Web MIDI API - Current Status, use cases
So, obviously, it's a thing.
The Google's own awesome Chris Wilson is working on the spec as well as on a first implementation in Chrome. But he also did another, quite awesome thing: Implementing the Web MIDI API with the help of the Jazz browser plugin. In essence that means that if you can convince users of your application to install that plugin, you can start using the Web MIDI API already.
Well, first of all, for those that don't know, what exactly is MIDI?
MIDI was, in 1982 (!), developed as a simple, reliable and fast way of sending musical data over simple cables. It defines a simple serial protocol and was, in the 1980's mostly used as a hardware-to-hardware protocol.
Despite the fact that the protocol is so simple and so arcane by modern standards, it is still, more or less, the de-facto standard to communicate between musical devices. If you buy a musical controller, regardless of it being something simple like a keyboard or something as mindbogglingly complex like the Ableton push, chances are that the communication works via MIDI.
So, after the Web Audio API now basically become the standard way for browsers to output realtime audio, this is the next building block to enable more complex musical things in the browser.
(Please note: I'm using Chris' shim here. The current documented API (as I've linked to) has slightly different signatures. I kind of hope that this will be unified again pretty soon, though.)
While the Web Audio API currently ignores the fact that computer systems may have more than one audio interface (which is a bummer, really), this would be a silly thing to do with MIDI: Each instrument usually defines it's own interface and it's important to be able to distinguish between those, because there is no way of addressing them in any other way (this is only partly true, but for now, let's just pretend). So, in order to work with a midi interface (in the MIDI world, this is also often called a "port" (remember: It used to be a serial port).
To be able to enumerate the ports we need to request access to the midi system first (This will be, in the final API, likely result in a permission request dialog). The API uses promises to make the usage of the asynchronous API easier:
navigator.requestMIDIAccess().then( onsuccesscallback, onerrorcallback );
we can now (in the onsuccesscallback method, of course) access the list of input and output devices. Note here that MIDI ports are unidirectional, so they are either input or output ports:
function onsuccesscallback(access) { access.inputs().forEach(function(input) { console.log(input.name); }); }
To receive MIDI data, we can now simply add an eventlistener to the input:
input.onmidimessage = function receiveMidi(message) { console.log(message.data); };
Now, interpreting these MIDI messages correctly is a little complex, so let's keep it to a simple example. Let's assume that a note-on message is coming in, which, for example, happens when you press down a key on your MIDI keyboard. You might see something like this in the console:
so, the first byte is a number bigger than 127. This is important, because this means that this identifies the command. 144 is the note-on command. But that's only half of the truth. The first half byte of the command (the most significant nybble) is the command, in our case, 0x90 or 144. The other half is the so called MIDI channel (which ranges from 0-15 (but will usually be counted as 1-based, so our example uses channel 1. (So, there actually is a way of addressing MIDI devices. But only for a certain class of messages, so called channel realtime messages).
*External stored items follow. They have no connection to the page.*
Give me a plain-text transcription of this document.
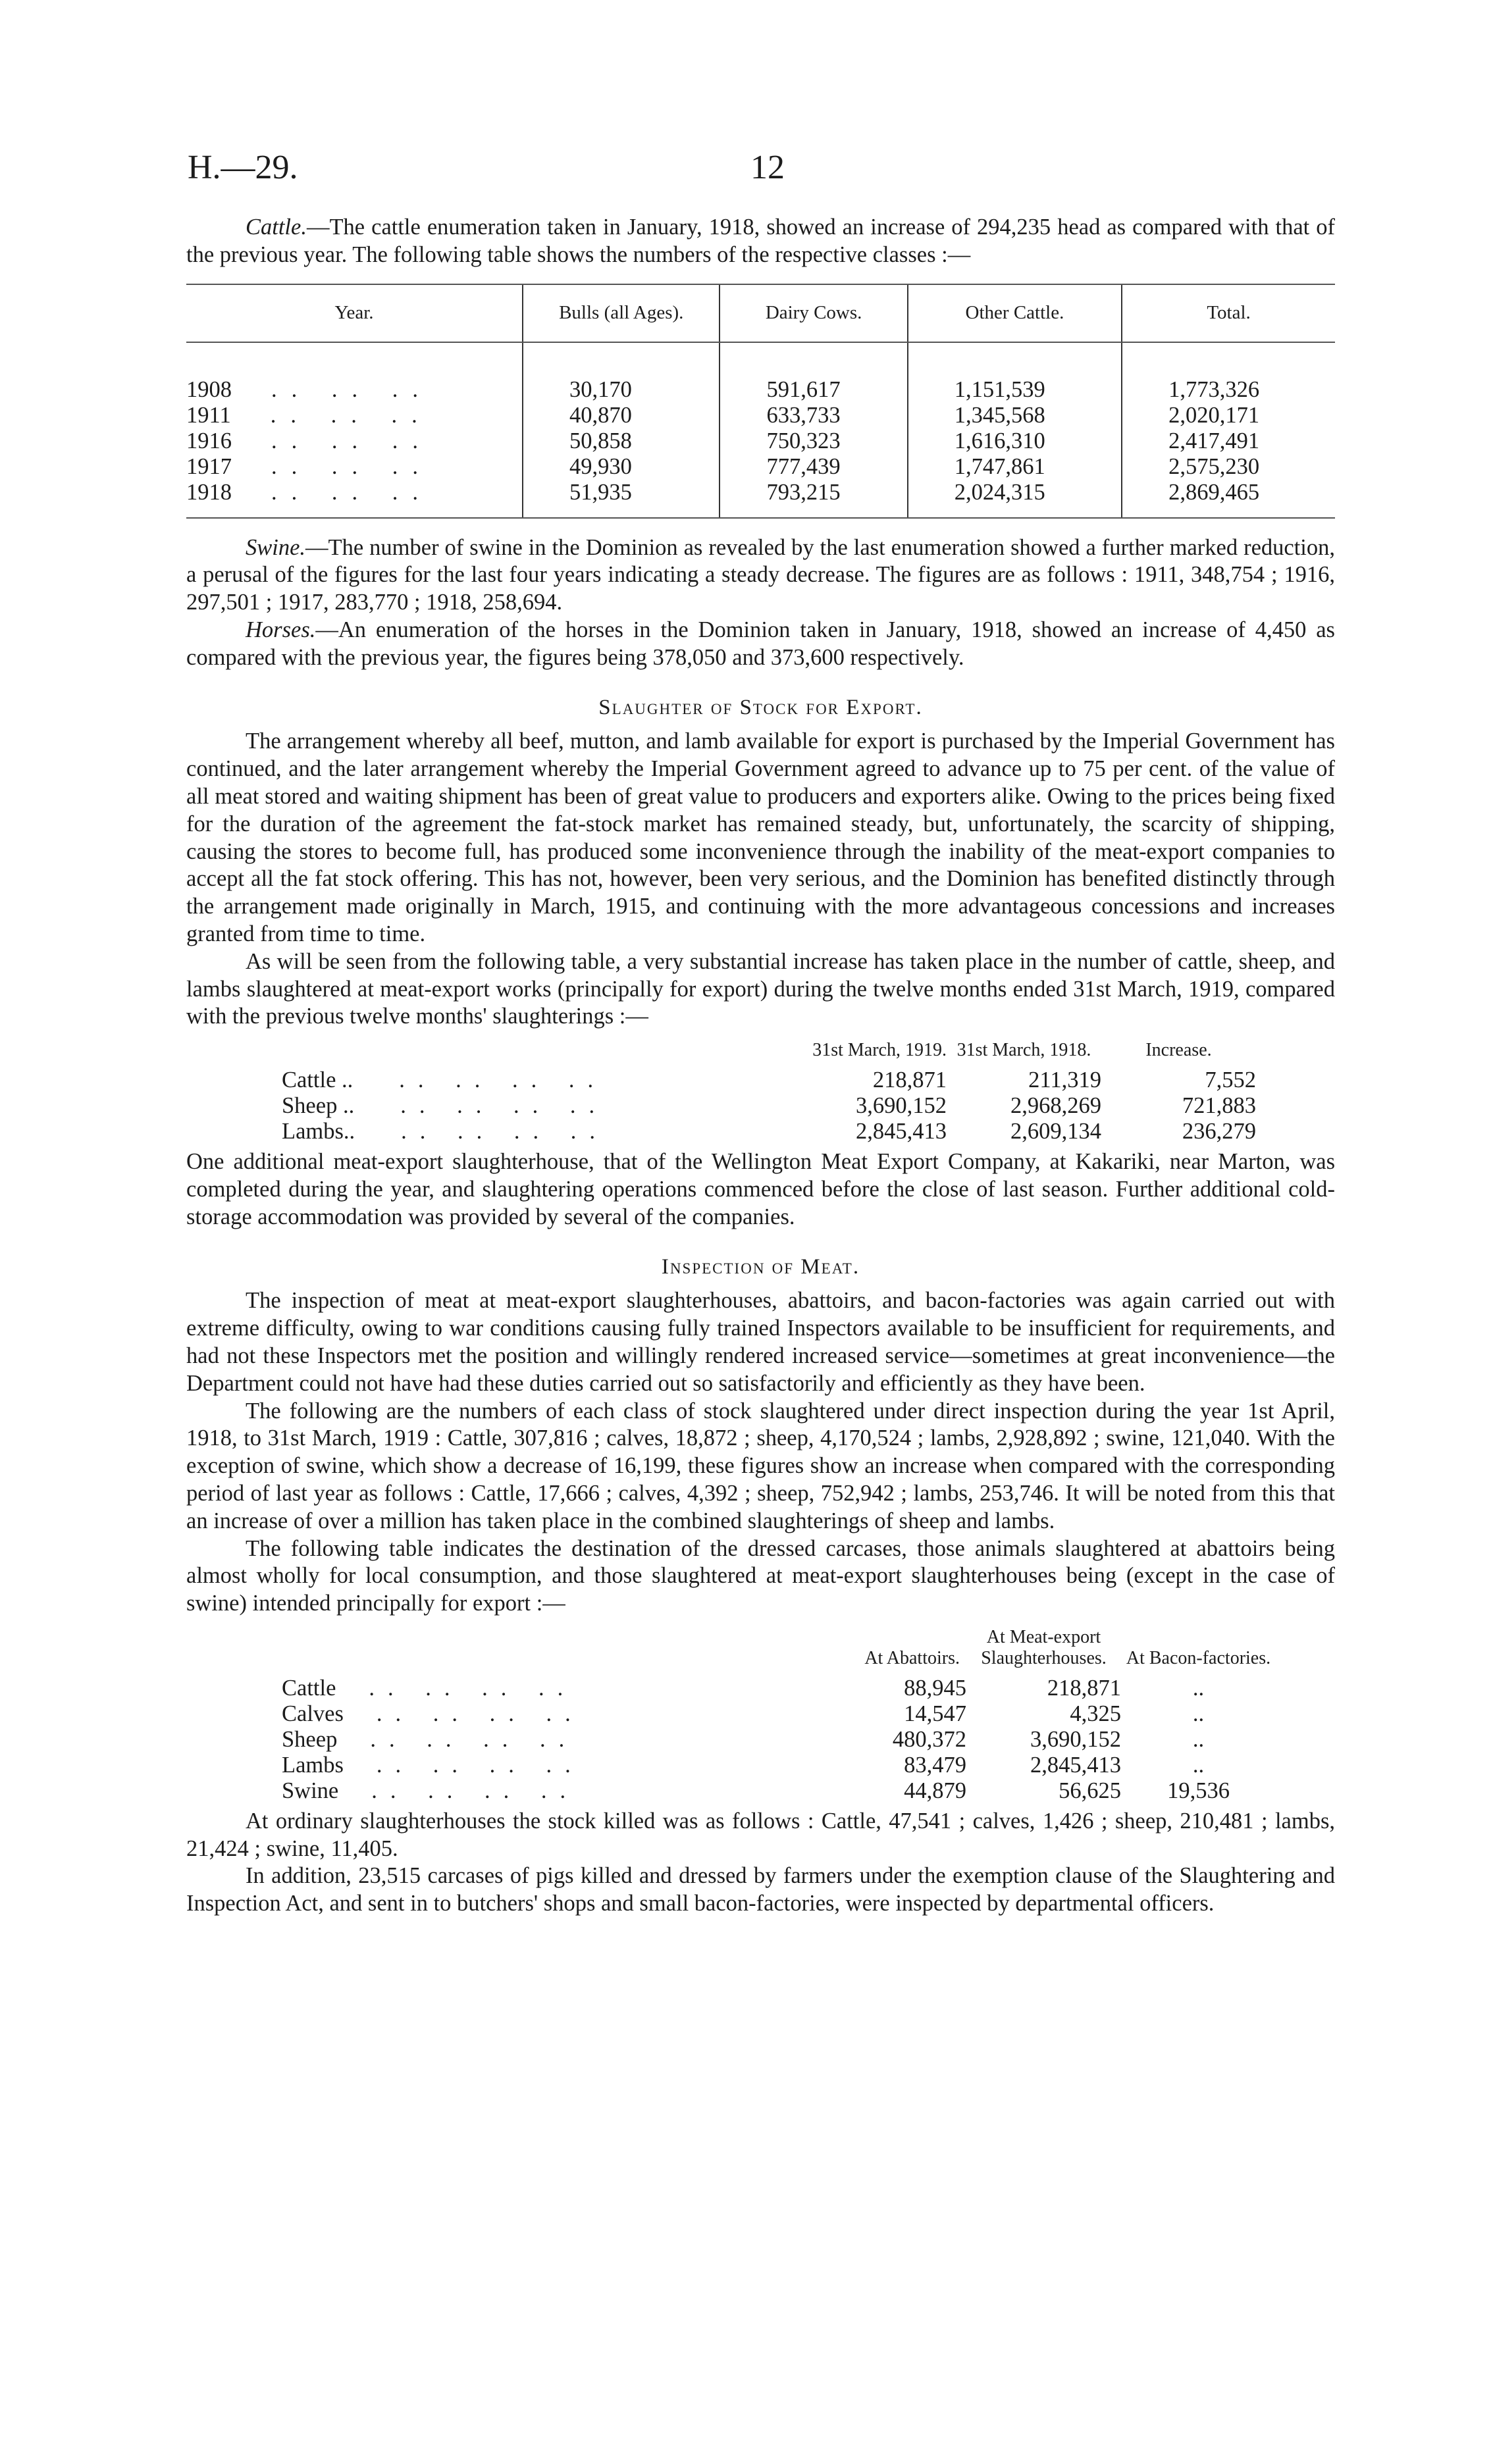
H.—29.	12

Cattle.—The cattle enumeration taken in January, 1918, showed an increase of 294,235 head as compared with that of the previous year. The following table shows the numbers of the respective classes :—

Year.	Bulls (all Ages).	Dairy Cows.	Other Cattle.	Total.
1908 .. .. ..	30,170	591,617	1,151,539	1,773,326
1911 .. .. ..	40,870	633,733	1,345,568	2,020,171
1916 .. .. ..	50,858	750,323	1,616,310	2,417,491
1917 .. .. ..	49,930	777,439	1,747,861	2,575,230
1918 .. .. ..	51,935	793,215	2,024,315	2,869,465

Swine.—The number of swine in the Dominion as revealed by the last enumeration showed a further marked reduction, a perusal of the figures for the last four years indicating a steady decrease. The figures are as follows : 1911, 348,754 ; 1916, 297,501 ; 1917, 283,770 ; 1918, 258,694.

Horses.—An enumeration of the horses in the Dominion taken in January, 1918, showed an increase of 4,450 as compared with the previous year, the figures being 378,050 and 373,600 respectively.

Slaughter of Stock for Export.

The arrangement whereby all beef, mutton, and lamb available for export is purchased by the Imperial Government has continued, and the later arrangement whereby the Imperial Government agreed to advance up to 75 per cent. of the value of all meat stored and waiting shipment has been of great value to producers and exporters alike. Owing to the prices being fixed for the duration of the agreement the fat-stock market has remained steady, but, unfortunately, the scarcity of shipping, causing the stores to become full, has produced some inconvenience through the inability of the meat-export companies to accept all the fat stock offering. This has not, however, been very serious, and the Dominion has benefited distinctly through the arrangement made originally in March, 1915, and continuing with the more advantageous concessions and increases granted from time to time.

As will be seen from the following table, a very substantial increase has taken place in the number of cattle, sheep, and lambs slaughtered at meat-export works (principally for export) during the twelve months ended 31st March, 1919, compared with the previous twelve months' slaughterings :—

	31st March, 1919.		31st March, 1918.	Increase.
Cattle .. .. .. .. ..		218,871	211,319	7,552
Sheep .. .. .. .. ..		3,690,152	2,968,269	721,883
Lambs.. .. .. .. ..		2,845,413	2,609,134	236,279

One additional meat-export slaughterhouse, that of the Wellington Meat Export Company, at Kakariki, near Marton, was completed during the year, and slaughtering operations commenced before the close of last season. Further additional cold-storage accommodation was provided by several of the companies.

Inspection of Meat.

The inspection of meat at meat-export slaughterhouses, abattoirs, and bacon-factories was again carried out with extreme difficulty, owing to war conditions causing fully trained Inspectors available to be insufficient for requirements, and had not these Inspectors met the position and willingly rendered increased service—sometimes at great inconvenience—the Department could not have had these duties carried out so satisfactorily and efficiently as they have been.

The following are the numbers of each class of stock slaughtered under direct inspection during the year 1st April, 1918, to 31st March, 1919 : Cattle, 307,816 ; calves, 18,872 ; sheep, 4,170,524 ; lambs, 2,928,892 ; swine, 121,040. With the exception of swine, which show a decrease of 16,199, these figures show an increase when compared with the corresponding period of last year as follows : Cattle, 17,666 ; calves, 4,392 ; sheep, 752,942 ; lambs, 253,746. It will be noted from this that an increase of over a million has taken place in the combined slaughterings of sheep and lambs.

The following table indicates the destination of the dressed carcases, those animals slaughtered at abattoirs being almost wholly for local consumption, and those slaughtered at meat-export slaughterhouses being (except in the case of swine) intended principally for export :—

	At Abattoirs.		At Meat-export Slaughterhouses.	At Bacon-factories.
Cattle .. .. .. ..		88,945	218,871	..
Calves .. .. .. ..		14,547	4,325	..
Sheep .. .. .. ..		480,372	3,690,152	..
Lambs .. .. .. ..		83,479	2,845,413	..
Swine .. .. .. ..		44,879	56,625	19,536

At ordinary slaughterhouses the stock killed was as follows : Cattle, 47,541 ; calves, 1,426 ; sheep, 210,481 ; lambs, 21,424 ; swine, 11,405.

In addition, 23,515 carcases of pigs killed and dressed by farmers under the exemption clause of the Slaughtering and Inspection Act, and sent in to butchers' shops and small bacon-factories, were inspected by departmental officers.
The following two bytes are only 7 bit. The first one is the note number (in our case, a middle C). the second one is velocity. Velocity is, with keyboards, a measure how hard you hit the key. This is used to make sounds more expressive, to change the timbre or the volume of a sound while playing.
As soon as you release the key, you'll probably see something like this:
As you might guess, 0x80 is the note-off command. But this might not actually really what you are seeing. Another possibility is this:
Because the spec allows for note-off messages to be sent as note-on messages with 0 as velocity.
Don't ask. Just remember that the spec was written in 1982 and microcontrollers being added to synthesizers at the time had a fraction of the processing power and memory available of what's used today.
To send messages, you can simply take an output (enumeration works exactly the same) and use the send method:
output.send([144, 60, 127])
optionally, you can also send a timestamp as the second argument, which will send the message at the given time, to allow precision scheduling.
Music programs: Being able to use a real keyboard to play sounds in the browser is/would be awesome. This is probably by far the most compelling use case, as music demands a certain class of input devices.
But of course, there's more. Since the Web MIDI API aims to support the full MIDI standard, we can start building sequencers that maybe even mix Web Audio API usage with MIDI usage.
And since almost every operating system nowadays exposes a simple software synthesizer that allows you to play GM (General MIDI, a later standard to specify a set of common sounds such as pianos, strings, guitars and drums to allow for simple playback of songs with a common set of instruments) sounds, you could even use this as a lightweight way of playing songs in a game. We're kind of beyond that, really, but better than nothing.
Sky's the limit. As usual.
There's also a thing called OSC (Open Sound Control) which is an IP (as in Internet Protocol) based protocol that allows to send arbitrary high resolution data which would be awesome to have directly in the browser as well, but due to the way this protocol is built I would not hold my breath. If you want to use it for experiments in the browser, you can use tools like OSC-web that use WebSockets and a simple node.js based proxy to get data in and out of the browser.